Oriane Déchery, une artiste sur un chantier
Oriane Déchery est une artiste membre du collectif Diamètre 15, installé dans notre projet de la tour Orion, à Montreuil.
Oriane est actuellement en résidence sur le chantier de l’immeuble de bureaux le Passage à Montreuil. Depuis un atelier installé sur la base vie ou sur le chantier même, elle mène un travail de recherche et de création à partir des matériaux du chantier et en relation avec les compagnons de l’entreprise Léon Grosse.
Ce projet co-créé avec Alios présente une manière inédite de mêler le monde de l'art et du btp et d'appréhender le réemploi, la circularité et la réduction des déchets sur une opération immobilière.
Elle nous raconte ici son parcours, sa démarche et ses projets :
ALIOS: Peux-tu nous présenter ton parcours ?
Oriane Déchery: Il n’a jamais été très linéaire. Je suis sortie diplômée des Beaux-Arts de Paris en 2009 en me sentant peu outillée pour une carrière artistique. Après un an en Hollande dans un atelier je suis revenue en France pour créer un programme de résidences et un festival dans une petite ville du Vaucluse en invitant chaque année une dizaine d’artistes de disciplines et d’horizons différents.
En 2015, j'ai décidé d'arrêter ce travail pour me concentrer à nouveau à ma propre pratique en tant que plasticienne. Mais je tenais aussi à maintenir un lien avec d’autres réalités, et j'ai ainsi travaillé pendant 5 ans en tant que bénévole pour une association de défense des droits des étrangers. Je fais aujourd’hui les choses un peu à la marge, en étant le plus autonome possible ou en imaginant mes propres cadres de travail comme cette résidence que nous avons créée avec Alios par exemple.
Réfléchir à ces économies et ces cadres de travail fait partie de mon travail de plasticienne.
Tableaux et sculptures réalisés sur le chantier d’un immeuble parisien, en utlisant les ressources trouvées sur place.
A: Que souhaites-tu faire lors de cette résidence sur le chantier du « Passage » ?

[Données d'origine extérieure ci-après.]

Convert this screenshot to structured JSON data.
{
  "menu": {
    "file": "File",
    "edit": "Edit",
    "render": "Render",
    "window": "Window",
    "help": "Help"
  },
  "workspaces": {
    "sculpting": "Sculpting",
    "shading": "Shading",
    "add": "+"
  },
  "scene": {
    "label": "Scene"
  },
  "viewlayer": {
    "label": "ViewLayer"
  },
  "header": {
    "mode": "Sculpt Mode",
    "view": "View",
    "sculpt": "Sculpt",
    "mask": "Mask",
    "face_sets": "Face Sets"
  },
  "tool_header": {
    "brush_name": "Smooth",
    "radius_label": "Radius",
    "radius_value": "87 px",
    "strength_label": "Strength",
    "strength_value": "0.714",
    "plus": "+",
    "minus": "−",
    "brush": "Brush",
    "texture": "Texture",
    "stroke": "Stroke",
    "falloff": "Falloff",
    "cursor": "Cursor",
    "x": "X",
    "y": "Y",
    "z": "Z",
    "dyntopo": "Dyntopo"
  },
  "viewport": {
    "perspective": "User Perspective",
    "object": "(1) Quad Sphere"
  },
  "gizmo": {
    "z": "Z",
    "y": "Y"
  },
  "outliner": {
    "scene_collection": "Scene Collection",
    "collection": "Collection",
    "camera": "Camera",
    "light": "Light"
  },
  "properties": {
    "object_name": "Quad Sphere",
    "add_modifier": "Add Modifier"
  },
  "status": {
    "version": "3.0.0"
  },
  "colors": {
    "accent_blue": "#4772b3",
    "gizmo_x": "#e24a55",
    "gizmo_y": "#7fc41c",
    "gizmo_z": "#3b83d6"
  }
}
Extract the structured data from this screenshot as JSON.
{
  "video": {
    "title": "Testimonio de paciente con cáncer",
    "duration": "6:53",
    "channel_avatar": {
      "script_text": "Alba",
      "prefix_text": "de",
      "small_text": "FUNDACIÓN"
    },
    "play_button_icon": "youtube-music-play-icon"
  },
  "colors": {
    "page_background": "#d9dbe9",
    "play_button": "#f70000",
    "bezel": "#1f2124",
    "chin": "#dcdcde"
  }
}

O.D: C’est très rare de pouvoir travailler 1 an et demi sur un projet, dans un tel contexte. C’est une temporalité très différente du travail d’atelier, ou des projets d’exposition.
Pour l’instant nous n’en sommes qu’à la genèse donc il y a une certaine incertitude : je ne peux pas prévoir ou contrôler ce qu’il va se passer et c’est assez excitant. Être sur un chantier c’est être au contact des hommes et des femmes qui y travaillent, et c’est se confronter à un rythme de travail différent et à des règles de sécurité rigoureuses.
Je suis impatiente des échanges qui vont découler de cette résidence. Je me sens finalement souvent plus à l’aise de discuter avec des personnes de métiers ou d’horizons différents du monde de l’art. Il y a tant de manières de faire ou de vivre l’art !
Il y aura d’une part ma pratique quotidienne inspirée de ce que j’observerai ou collecterai sur le chantier. Ce sera un aller-retour entre le chantier et l’atelier, qui donnera une certaine ampleur à mon travail, calmement.
D’autre part, je souhaite développer un projet que je viens de créer, Home Affairs. Il s’agit de produire des objets domestiques, plus ou moins usuels, fabriqués en série à la main, avec les déchets et les matériaux non utilisés, récupérés sur le chantier.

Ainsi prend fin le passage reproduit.